JFK's point was that his religion would not interfere with his judgment of those policies he'd advocate as good for the general populace. Similarly, candidate Obama was whispered to be a secret Muslim, and also faced a worry in some quarters over caustic views espoused by the minister of his Chicago church. Did then-Senator Obama's attendance at that church suggest that he subscribed to his preacher's theology?

Current GOP candidates Romney and Huntsman are Mormons, and subject to similar suspicions – a recent poll indicated that a quarter of Republicans would not vote for a member of the LDS church, on that basis. That's a big chunk of the party base that is apparently closed to their campaigns.

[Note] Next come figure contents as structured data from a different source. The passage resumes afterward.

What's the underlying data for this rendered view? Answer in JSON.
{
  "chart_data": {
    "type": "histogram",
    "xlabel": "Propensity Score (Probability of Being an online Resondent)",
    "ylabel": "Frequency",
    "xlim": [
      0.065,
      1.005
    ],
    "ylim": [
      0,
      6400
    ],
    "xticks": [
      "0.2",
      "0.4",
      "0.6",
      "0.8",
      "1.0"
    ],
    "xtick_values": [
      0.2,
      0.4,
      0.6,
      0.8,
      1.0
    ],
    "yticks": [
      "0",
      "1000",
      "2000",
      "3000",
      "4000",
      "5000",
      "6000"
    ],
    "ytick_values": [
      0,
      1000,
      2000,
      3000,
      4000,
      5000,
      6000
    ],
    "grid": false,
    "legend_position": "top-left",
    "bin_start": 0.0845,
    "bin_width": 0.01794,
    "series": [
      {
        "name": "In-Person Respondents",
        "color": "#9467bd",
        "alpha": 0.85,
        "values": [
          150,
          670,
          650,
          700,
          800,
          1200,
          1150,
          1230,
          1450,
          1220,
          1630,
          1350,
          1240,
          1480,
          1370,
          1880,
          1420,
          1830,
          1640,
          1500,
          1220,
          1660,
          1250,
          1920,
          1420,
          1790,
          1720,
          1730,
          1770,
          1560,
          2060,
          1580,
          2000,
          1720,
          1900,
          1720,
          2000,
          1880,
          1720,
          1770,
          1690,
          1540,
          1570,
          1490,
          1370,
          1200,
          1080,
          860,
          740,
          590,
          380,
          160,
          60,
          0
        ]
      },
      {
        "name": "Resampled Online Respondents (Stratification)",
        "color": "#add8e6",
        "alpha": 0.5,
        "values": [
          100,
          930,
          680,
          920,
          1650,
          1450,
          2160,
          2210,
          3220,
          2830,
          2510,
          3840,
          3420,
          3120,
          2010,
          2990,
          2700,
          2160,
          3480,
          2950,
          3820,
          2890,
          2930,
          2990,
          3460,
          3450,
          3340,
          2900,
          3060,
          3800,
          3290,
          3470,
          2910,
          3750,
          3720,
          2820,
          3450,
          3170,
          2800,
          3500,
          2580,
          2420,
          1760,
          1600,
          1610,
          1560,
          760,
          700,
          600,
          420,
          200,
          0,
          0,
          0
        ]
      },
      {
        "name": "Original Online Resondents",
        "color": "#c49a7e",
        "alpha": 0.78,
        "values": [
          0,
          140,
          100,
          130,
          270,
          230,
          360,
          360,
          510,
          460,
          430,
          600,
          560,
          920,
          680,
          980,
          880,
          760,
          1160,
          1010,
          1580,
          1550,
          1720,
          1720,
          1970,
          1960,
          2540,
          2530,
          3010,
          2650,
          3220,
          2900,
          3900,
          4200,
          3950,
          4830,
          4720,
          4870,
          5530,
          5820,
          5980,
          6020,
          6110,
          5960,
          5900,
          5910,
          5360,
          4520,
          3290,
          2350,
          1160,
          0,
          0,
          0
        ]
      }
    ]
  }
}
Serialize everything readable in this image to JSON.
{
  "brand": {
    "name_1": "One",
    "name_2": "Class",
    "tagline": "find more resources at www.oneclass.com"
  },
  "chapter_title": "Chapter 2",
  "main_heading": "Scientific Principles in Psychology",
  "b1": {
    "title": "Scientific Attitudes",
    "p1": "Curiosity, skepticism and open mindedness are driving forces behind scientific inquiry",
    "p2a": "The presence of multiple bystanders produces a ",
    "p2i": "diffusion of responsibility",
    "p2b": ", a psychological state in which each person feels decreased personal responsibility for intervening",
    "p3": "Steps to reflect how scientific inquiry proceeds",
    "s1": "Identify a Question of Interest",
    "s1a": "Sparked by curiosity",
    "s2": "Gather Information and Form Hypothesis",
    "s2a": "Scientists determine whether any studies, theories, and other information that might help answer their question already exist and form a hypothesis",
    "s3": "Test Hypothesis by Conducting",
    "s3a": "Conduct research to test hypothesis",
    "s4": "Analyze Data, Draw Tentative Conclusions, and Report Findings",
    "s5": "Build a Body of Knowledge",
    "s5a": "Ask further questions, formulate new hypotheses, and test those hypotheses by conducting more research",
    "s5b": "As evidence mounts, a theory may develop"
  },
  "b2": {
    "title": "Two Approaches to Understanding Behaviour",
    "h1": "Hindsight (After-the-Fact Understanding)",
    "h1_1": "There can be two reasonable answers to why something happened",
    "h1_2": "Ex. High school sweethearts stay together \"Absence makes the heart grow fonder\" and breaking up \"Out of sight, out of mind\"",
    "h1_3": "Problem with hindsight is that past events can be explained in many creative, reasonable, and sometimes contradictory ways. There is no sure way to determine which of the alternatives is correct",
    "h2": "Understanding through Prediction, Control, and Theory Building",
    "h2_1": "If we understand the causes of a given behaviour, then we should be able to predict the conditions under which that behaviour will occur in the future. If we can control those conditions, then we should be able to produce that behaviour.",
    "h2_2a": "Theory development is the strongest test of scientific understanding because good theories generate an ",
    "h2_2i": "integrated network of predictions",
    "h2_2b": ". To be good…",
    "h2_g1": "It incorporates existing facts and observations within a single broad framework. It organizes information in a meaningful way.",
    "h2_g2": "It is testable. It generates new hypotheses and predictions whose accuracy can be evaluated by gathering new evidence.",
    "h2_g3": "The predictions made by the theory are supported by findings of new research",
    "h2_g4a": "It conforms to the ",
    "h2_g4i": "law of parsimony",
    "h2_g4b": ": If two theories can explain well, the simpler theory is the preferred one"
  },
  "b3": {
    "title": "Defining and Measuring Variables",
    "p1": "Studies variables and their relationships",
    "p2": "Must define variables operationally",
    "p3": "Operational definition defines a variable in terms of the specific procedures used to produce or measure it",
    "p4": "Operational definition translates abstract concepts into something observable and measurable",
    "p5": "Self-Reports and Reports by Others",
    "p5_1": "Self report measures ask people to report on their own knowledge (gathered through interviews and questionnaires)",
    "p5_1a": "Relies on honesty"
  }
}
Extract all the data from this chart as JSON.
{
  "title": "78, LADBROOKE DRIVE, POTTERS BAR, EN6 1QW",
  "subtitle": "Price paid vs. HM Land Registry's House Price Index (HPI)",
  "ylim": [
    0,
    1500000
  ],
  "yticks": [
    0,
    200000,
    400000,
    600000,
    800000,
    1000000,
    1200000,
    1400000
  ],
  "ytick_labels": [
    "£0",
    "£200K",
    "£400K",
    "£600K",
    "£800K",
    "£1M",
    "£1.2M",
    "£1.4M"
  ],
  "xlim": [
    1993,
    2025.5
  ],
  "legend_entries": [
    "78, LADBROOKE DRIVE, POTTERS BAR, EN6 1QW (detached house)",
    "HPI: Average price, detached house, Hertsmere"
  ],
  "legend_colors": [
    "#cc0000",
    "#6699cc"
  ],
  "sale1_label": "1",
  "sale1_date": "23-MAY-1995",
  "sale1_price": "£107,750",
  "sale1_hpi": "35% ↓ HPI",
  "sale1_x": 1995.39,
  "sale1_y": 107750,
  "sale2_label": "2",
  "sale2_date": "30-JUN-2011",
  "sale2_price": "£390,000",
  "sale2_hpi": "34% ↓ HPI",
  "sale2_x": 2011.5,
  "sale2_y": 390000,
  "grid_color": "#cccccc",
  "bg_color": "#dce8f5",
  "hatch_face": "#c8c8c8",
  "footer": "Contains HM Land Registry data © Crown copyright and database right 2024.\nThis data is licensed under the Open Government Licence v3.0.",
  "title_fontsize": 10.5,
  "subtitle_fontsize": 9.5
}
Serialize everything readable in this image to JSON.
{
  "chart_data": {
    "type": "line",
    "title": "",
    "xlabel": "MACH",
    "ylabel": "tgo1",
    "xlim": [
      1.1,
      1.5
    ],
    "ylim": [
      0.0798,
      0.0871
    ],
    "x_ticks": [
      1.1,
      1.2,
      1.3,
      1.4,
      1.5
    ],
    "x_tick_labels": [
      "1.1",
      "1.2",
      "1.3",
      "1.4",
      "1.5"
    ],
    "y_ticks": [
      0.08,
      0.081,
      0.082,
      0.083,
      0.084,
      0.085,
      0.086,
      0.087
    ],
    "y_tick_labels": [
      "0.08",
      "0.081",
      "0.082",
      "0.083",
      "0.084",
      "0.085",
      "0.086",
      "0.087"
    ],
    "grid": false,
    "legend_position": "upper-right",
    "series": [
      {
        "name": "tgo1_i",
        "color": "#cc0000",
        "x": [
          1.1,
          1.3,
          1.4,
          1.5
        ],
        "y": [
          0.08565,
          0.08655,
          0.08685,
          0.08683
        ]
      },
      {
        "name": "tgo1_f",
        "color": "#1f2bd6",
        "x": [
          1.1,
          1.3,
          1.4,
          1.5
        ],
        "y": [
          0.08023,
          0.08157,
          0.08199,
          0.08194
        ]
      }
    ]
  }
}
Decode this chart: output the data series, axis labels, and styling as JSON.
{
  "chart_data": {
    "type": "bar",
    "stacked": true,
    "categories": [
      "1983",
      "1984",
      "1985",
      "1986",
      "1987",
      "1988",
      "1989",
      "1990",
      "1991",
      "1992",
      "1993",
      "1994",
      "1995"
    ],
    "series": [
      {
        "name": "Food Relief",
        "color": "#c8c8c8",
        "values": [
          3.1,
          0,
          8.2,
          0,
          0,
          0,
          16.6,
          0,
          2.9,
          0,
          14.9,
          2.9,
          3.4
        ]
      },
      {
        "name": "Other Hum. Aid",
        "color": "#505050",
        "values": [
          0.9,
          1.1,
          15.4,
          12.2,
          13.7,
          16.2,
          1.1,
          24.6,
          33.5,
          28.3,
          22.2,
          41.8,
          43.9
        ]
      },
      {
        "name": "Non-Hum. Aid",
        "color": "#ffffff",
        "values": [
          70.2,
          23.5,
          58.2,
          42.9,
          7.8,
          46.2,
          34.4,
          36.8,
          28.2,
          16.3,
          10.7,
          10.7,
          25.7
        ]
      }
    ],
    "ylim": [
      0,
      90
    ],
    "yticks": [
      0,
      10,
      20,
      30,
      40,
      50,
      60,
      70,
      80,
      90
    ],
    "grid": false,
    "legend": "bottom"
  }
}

Those instances of candidates on the defensive vary dramatically from the approaches of other Presidential aspirants. Candidates Bachmann and Perry are playing offense with their evangelical religious beliefs – they wear their faith on their sleeves. Governor Perry recently led a prayer service for America in a Houston football stadium (thus combining two defining elements of Texas life), and Representative Bachmann routinely declares to the faithful that her faith will inform her Presidency in fundamental ways.

Now, all candidates have values (let's assume), and those principles influence their policies. How important are those candidates' religions as markers of their policy preferences? Do you think their faith Really makes a difference at "crunch time?" Would you vote for, or against anyone primarily on the basis of his-or-her stated religion? Would it matter if that religion was Buddhist, or Muslim -- or Atheist? Are you comfortable with a candidate founding her/his campaign appeal significantly on Faith?

'Tis the presidential campaign season, already -- I invite your thoughts on these subjects.